The fix → Standard v0.1: themeDefaults(criteria, passport, k2t) now takes the key→theme map as an optional parameter (defaulting to CC's, so CC is untouched). Kosplora injects its own vocabulary (rigour / open / ease / fresh); the engine bumped to v0.1. One backward-compatible line — the entire deliverable of the test.

The result:

Rigour-first      #1 Stanford Encyclopedia of Philosophy   top3: SEP, 3Blue1Brown, freeCodeCamp
Well-taught/easy  #1 Khan Academy                          top3: Khan, 3Blue1Brown, freeCodeCamp
…the full list reorders for every value profile…
PASS — different values → different top picks, via a vocabulary the engine never knew. The substrate transfers.

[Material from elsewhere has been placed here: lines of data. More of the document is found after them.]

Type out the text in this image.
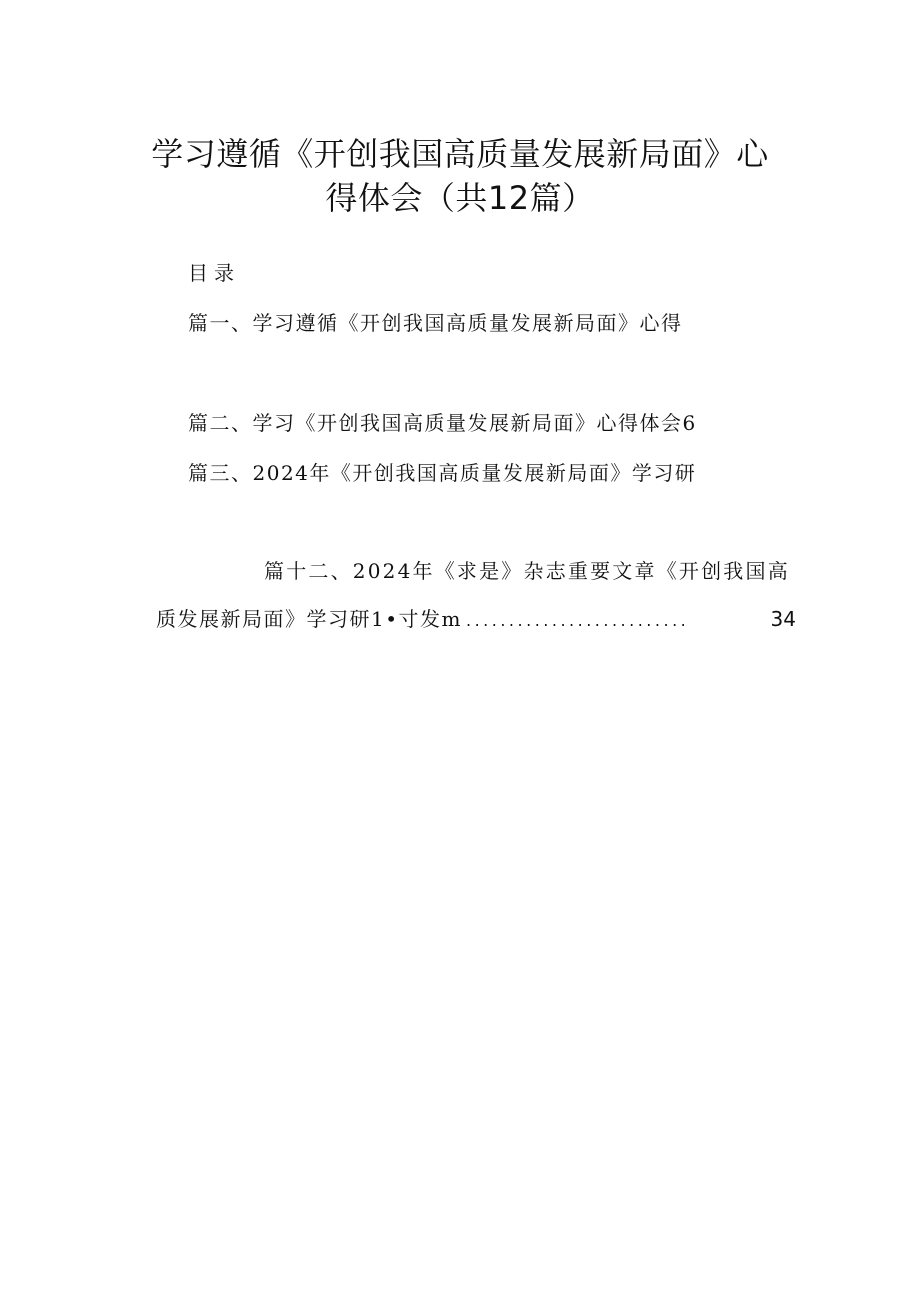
学习遵循《开创我国高质量发展新局面》心
得体会（共12篇）
目录
篇一、学习遵循《开创我国高质量发展新局面》心得
篇二、学习《开创我国高质量发展新局面》心得体会6
篇三、2024年《开创我国高质量发展新局面》学习研
篇十二、2024年《求是》杂志重要文章《开创我国高
质发展新局面》学习研1•寸发m ..........................	34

A rigour-seeker and a well-taught-&-easy learner get different #1s from the same engine and the same facts. That is transferability, demonstrated — not argued.

One honest finding (kept, not hidden): the 3↔5 weighting is intentionally mild, so a broadly-excellent option (here SEP — deep, open, current) holds the top against single-axis prioritisation, exactly as in CC. Values reorder the field and move the top pick (Khan wins "well-taught & easy"), but don't flip it for every value. A real property of the engine, surfaced only by running a second instance.

Verdict: the values-ranking substrate is transferable — proven, at the cost of one backward-compatible revision (Standard v0.1). One instance was an app; two is a substrate. Global Steward (instance #3) remains the home for the eventual write/commons layer.